Теперь он думал о том, что когда умрёт, кто будет помнить о нём? И что помнить? Он и сам о себе уже много не помнит. Люди у него поделились на своих и чужих. Чужим нет дела до него, а свои будут помнить обиды. Обиды помнят дольше всего. А, может, и чужие будут помнить, потому что чужими становятся в сознании, а не сами по себе. Отчуждение происходит незаметно, накапливаясь. Но потом оказывается, что у тебя с твоим старинным другом несхожие интересы и абсолютно разные взгляды. А ещё хуже, если это происходит в отношении жены.
Она же вспоминала разговор с подругой, которая говорила, что всё уходит, и мужики тоже, остаются только подруги. И думала, что её муж тоже ушёл от неё, хотя сейчас вот сидит рядом с ней. Неповоротлив, суетлив, с плохой координацией. Поэтому и разбил вазу. Стояла сорок лет, никому не мешала.
На нужной станции они вышли и огляделись в поисках лесочка. Но за прошедшие года станция совсем изменилась. Возле железной дороги повылезали многоэтажки, и только несколько больших деревьев намекали на то, что когда-то на этом месте стоял лес.
...Когда он разбил вазу, она собрала осколки в коробку из-под обуви и заявила:
- Считай, что ДТП случилось, с жертвами. Будем хоронить.
Под жертвами понималась их супружеская жизнь, которая, полагалось, разлетелась вдребезги. Тогда он и предложил этот лесочек; уж если перечёркивать всё, то начинать следует с этого романтического досвадебного местечка. К тому же и добираться сюда недолго, а потом, кто же знал, что....
- Ну и где? - спросила она.
- Может, за домами что осталось, - сказал он неуверенно.

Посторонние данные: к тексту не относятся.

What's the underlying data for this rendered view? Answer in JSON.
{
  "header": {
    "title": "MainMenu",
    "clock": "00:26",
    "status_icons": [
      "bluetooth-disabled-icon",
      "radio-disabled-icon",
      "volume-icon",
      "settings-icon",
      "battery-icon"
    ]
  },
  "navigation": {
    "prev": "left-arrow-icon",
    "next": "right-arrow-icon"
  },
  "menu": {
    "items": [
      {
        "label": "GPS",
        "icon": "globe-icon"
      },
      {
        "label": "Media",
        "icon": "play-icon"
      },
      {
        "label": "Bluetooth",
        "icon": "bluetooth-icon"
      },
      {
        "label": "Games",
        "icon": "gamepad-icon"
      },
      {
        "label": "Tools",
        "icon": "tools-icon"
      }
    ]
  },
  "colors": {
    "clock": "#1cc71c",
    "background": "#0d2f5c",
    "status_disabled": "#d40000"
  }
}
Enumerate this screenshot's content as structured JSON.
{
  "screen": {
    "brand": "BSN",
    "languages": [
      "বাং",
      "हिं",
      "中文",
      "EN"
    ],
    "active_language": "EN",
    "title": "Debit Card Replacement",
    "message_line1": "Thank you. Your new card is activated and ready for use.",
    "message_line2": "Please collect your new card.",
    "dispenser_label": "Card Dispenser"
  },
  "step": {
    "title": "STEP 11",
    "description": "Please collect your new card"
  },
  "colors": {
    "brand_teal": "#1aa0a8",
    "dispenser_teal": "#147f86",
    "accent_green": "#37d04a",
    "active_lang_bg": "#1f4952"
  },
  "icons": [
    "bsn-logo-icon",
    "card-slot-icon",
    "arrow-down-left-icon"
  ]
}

- За домами. Так это сколько топать нужно! - закапризничала она.
Но что было делать, раз приехали? Пошли через новостройку, заходя по дороге то в один магазин, то в другой - и не для покупок, из интереса. А за домами, и правда, оказались заросли да ещё садовые участки. Резко запахло крапивой.

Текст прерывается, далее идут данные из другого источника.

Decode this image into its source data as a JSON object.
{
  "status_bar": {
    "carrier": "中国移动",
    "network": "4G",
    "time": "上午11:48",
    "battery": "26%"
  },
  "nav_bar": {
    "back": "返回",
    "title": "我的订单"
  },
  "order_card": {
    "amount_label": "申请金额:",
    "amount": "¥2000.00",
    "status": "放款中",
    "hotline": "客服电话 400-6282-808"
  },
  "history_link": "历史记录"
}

- Доставай, - сказала она. Он достал маленькую лопатку из пакета и протянул ей.
- А коробка где? - спросила она. Он огляделся, коробки не было. - Ну ничего нельзя доверить этому человеку! Где ты её оставил?
- Как где, в магазине в каком-нибудь из этих, - он повёл рукой в сторону многоэтажек.

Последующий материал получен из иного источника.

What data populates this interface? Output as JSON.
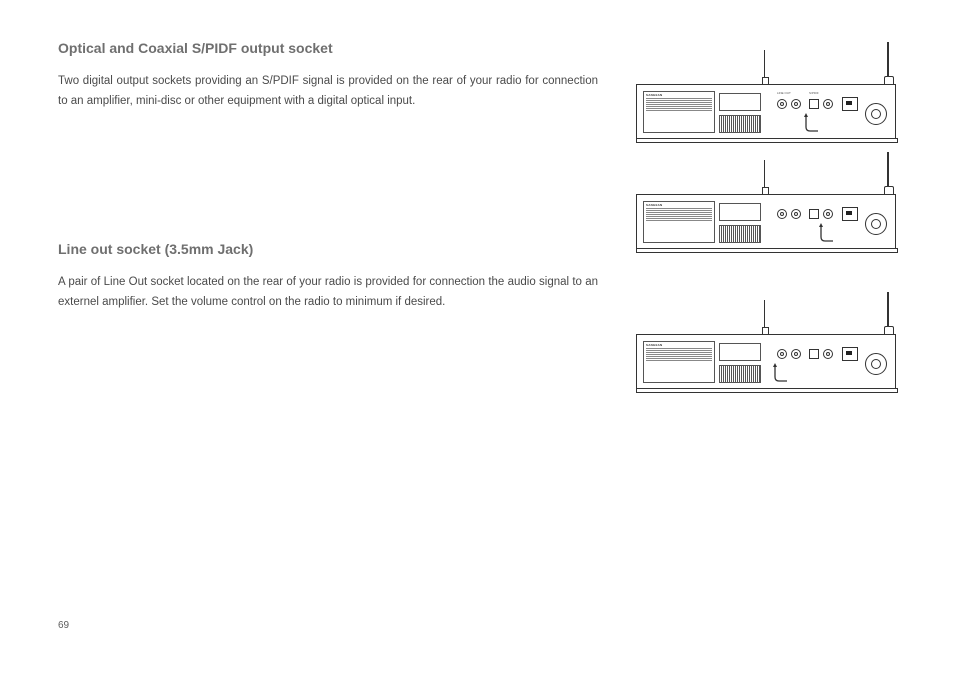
{
  "section1": {
    "title": "Optical and Coaxial S/PIDF output socket",
    "body": "Two digital output sockets providing an S/PDIF signal is provided on the rear of your radio for connection to an amplifier, mini-disc or other equipment with a digital optical input."
  },
  "section2": {
    "title": "Line out socket (3.5mm Jack)",
    "body": "A pair of Line Out socket located on the rear of your radio is provided for connection the audio signal to an externel amplifier. Set the volume control on the radio to minimum if desired."
  },
  "pageNumber": "69",
  "panelLabels": {
    "brand": "SANGEAN",
    "model": "WFT-1D"
  }
}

- Ну вот и двигай туда, ходи по магазинам, ищи, а я со своими ногами этого позволить себе не могу, - глаза её наполнились не гневом, но влагой.
Он смиренно развернулся, намереваясь идти.
- Стой, - скомандовала она.
Он обернулся.
- Я тут пока лопаткой поработаю.
Он кивнул.
- Подожди, - в её памяти вдруг проплыл ГДР-овский сервиз, который мама подарила им на свадьбу и который вскоре разбился, они пожалели, но почти не расстроились; вспомнила, как была беременна Ольгушей и существовала угроза выкидыша, а тут они сели на скамейку, и та опрокинулась, - рассмеялись, как дураки, когда упали.
- Я в одном магазине здесь вазу приметил, - сказал он. - Надо же Ольге что-то на день рождения купить.
- Купи, - согласилась она. - А ещё, знаешь, давай я крапивы нарублю, домой привезём, я из неё щи сварю. Помнишь, как мы к твоей тётке на дачу ездили весной за крапивой?
- А помнишь, - спросил он, - как мы варили варенье из одуванчиков?
И местные дачники, копаясь в своих огородах, ещё какое-то время слышали за оградой оживленный разговор, который то и дело прерывался возгласом: " А помнишь?"